Пухов осторожно, стараясь не потревожить жену, тихо открыл дверь. Снял, шапку, потянулся положить на привычное место – на широкую полку над старинной вешалкой с бронзовыми передвижными крючками. На крючке висела грязная солдатская шинель. Фуражка со сломанным козырьком валялась на полу, рядом с вещевым мешком.

Не вошла – вбежала Лидия Николаевна.

– Сашенька! Только ты не волнуйся. Сережа…

– Лида, что с тобой?

– Ничего, Сашенька. Он бреется…


Дежурные группы чекистов вернулись на Большую Лубянку, 11, только под самое утро.

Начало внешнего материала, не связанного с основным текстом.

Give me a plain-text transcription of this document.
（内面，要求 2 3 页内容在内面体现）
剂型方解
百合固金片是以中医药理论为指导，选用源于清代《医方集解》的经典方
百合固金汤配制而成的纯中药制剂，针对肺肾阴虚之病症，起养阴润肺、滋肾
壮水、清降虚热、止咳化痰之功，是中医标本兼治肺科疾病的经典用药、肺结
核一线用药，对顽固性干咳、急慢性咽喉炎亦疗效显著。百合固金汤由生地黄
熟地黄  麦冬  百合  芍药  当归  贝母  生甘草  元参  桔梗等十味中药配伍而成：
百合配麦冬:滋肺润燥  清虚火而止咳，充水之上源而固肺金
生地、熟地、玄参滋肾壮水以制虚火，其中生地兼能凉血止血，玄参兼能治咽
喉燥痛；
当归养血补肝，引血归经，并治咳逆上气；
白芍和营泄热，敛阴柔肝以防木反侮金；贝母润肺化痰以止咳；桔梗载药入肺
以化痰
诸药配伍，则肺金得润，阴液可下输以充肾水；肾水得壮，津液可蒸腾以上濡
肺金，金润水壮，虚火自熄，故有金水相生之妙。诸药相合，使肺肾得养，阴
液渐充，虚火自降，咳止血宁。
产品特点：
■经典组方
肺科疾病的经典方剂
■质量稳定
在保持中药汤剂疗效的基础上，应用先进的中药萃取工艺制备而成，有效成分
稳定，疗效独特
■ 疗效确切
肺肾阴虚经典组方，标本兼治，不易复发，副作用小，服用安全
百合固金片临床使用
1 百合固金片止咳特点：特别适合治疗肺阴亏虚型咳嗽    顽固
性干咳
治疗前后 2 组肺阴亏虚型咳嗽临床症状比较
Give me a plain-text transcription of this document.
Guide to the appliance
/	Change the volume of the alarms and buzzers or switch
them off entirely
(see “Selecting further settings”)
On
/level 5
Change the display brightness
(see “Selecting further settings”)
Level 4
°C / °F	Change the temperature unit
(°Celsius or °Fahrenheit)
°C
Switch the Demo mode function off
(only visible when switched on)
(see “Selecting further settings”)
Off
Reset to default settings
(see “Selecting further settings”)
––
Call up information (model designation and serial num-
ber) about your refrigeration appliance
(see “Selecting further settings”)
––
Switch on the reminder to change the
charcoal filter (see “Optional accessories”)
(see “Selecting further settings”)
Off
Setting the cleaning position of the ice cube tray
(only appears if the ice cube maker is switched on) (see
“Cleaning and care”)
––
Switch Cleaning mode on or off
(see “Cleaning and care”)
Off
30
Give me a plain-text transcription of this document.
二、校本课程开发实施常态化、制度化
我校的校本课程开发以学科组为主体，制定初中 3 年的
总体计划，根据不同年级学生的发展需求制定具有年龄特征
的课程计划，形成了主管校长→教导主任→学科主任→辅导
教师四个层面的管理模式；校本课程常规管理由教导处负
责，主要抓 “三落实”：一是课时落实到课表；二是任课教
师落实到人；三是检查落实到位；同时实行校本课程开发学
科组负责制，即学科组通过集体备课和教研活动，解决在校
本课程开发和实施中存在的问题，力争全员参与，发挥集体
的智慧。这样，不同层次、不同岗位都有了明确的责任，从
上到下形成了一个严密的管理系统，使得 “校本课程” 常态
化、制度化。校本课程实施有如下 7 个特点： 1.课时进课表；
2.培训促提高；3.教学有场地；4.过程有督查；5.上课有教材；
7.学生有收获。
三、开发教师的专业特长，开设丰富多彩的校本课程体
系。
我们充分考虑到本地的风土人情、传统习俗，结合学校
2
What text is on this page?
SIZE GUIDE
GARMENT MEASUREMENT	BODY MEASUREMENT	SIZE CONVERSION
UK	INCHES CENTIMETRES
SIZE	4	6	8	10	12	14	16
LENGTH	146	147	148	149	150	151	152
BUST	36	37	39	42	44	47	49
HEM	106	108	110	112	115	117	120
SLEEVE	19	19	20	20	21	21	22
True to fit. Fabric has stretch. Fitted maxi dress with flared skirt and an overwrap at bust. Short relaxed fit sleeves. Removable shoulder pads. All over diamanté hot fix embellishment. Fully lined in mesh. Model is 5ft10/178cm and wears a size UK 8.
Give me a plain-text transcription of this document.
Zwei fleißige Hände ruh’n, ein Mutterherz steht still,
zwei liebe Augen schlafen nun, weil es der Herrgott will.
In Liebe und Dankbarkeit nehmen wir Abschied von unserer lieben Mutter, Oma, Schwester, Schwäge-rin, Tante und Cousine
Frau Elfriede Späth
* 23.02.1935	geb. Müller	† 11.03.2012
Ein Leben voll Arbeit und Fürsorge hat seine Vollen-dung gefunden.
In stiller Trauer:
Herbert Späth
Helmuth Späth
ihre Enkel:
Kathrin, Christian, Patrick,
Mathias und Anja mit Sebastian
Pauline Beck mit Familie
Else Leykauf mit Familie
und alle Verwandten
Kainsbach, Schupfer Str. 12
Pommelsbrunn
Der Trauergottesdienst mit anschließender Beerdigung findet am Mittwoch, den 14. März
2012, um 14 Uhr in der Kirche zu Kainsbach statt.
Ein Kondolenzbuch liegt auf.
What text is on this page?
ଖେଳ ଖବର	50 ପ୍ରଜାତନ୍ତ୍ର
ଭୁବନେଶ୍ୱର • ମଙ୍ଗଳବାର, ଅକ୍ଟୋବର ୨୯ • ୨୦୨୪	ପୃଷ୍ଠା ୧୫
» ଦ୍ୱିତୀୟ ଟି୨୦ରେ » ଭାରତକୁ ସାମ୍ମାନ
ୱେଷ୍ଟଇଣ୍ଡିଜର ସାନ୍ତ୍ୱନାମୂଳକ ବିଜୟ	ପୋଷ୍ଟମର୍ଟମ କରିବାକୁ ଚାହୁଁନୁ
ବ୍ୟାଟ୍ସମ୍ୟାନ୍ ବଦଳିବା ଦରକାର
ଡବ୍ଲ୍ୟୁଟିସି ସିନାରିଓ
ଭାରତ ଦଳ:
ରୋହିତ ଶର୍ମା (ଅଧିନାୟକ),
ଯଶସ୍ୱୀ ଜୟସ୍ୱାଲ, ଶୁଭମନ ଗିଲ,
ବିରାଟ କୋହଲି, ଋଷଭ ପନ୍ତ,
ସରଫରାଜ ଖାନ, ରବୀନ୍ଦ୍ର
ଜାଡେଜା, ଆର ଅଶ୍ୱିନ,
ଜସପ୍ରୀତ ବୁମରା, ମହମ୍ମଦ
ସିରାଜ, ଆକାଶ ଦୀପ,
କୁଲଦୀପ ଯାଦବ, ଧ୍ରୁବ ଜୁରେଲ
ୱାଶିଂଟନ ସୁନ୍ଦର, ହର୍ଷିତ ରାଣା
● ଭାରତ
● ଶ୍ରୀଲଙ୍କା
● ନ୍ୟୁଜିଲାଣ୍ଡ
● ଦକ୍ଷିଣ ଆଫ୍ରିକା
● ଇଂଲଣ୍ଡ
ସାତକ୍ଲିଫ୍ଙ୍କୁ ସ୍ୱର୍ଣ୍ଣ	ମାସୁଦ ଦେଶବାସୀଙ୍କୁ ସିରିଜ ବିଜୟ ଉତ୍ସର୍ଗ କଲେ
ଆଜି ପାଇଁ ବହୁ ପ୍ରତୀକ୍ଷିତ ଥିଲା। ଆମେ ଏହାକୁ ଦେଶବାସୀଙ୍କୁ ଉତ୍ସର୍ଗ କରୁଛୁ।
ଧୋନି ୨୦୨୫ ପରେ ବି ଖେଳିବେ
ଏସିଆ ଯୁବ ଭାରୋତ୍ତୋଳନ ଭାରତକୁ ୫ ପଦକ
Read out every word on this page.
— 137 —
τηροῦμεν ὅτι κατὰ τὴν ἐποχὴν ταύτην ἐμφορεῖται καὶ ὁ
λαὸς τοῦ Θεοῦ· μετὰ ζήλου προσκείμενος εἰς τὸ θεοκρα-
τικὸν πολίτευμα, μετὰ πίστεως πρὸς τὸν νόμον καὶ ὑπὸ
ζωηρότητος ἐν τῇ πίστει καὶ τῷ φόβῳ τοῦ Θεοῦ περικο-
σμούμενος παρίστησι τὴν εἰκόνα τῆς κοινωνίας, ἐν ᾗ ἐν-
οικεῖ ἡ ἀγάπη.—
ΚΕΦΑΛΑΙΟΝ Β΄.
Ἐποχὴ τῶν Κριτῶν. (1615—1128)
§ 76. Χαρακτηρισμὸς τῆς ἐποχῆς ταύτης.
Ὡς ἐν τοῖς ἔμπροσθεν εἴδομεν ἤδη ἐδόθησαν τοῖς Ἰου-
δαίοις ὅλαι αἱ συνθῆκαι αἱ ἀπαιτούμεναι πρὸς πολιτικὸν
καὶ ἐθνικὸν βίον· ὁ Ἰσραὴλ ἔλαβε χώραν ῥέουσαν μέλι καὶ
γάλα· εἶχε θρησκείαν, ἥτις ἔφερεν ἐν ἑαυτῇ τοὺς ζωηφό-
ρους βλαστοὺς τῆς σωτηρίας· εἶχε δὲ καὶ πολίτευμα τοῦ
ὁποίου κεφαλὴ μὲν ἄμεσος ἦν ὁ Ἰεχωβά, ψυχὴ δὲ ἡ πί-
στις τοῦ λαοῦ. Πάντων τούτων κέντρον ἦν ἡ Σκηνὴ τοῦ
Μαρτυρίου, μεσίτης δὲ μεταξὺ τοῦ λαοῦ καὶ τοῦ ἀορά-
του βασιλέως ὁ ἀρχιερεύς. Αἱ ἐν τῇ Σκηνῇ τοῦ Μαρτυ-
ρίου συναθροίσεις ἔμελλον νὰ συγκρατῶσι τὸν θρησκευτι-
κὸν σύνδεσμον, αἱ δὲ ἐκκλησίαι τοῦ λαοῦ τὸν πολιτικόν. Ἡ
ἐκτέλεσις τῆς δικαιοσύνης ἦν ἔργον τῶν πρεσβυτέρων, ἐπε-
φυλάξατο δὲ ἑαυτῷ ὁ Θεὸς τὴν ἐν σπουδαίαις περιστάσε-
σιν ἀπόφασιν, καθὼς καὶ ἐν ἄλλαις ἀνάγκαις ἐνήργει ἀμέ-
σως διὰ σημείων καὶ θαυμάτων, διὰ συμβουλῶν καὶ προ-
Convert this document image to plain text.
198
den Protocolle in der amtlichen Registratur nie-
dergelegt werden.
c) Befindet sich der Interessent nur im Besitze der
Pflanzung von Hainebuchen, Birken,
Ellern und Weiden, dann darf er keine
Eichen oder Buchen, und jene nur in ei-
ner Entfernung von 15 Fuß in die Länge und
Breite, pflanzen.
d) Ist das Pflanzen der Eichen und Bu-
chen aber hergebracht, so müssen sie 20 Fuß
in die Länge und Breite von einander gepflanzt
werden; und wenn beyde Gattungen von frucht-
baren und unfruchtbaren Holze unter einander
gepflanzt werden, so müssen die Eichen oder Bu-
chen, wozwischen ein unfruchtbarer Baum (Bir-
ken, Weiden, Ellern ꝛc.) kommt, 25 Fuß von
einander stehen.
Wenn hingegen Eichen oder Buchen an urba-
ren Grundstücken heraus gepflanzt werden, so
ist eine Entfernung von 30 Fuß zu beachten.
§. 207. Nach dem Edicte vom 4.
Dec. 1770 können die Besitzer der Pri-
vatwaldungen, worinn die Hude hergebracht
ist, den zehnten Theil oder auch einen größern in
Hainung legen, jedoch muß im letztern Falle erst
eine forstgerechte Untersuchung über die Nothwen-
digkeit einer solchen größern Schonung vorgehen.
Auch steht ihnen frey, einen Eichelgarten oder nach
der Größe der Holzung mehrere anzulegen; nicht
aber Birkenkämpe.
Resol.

Петерс, тоже дежуривший этой ночью, собрал всех и подвел итог:

– Ночь как ночь. Пять налетов анархистов; девятнадцать вооруженных ограблений, в том числе три с убийствами; диверсия на фабрике Гюбнера – кто-то бросил горящую паклю в бочку с бензином; в Цветной лечебнице на углу Трубной и Цветного бульвара угорело тридцать семь больных – трое скончались; в два часа налетчики пытались пробраться в главную контору «Известий» на Мясницкой, но помешал рабочий патруль… Идите, товарищи, немного поспите. Ровно в девять к Феликсу Эдмундовичу. И еще одно происшествие. Для тебя, товарищ Мартынов, особенно важное: этой ночью из тюрьмы убежал Филатов.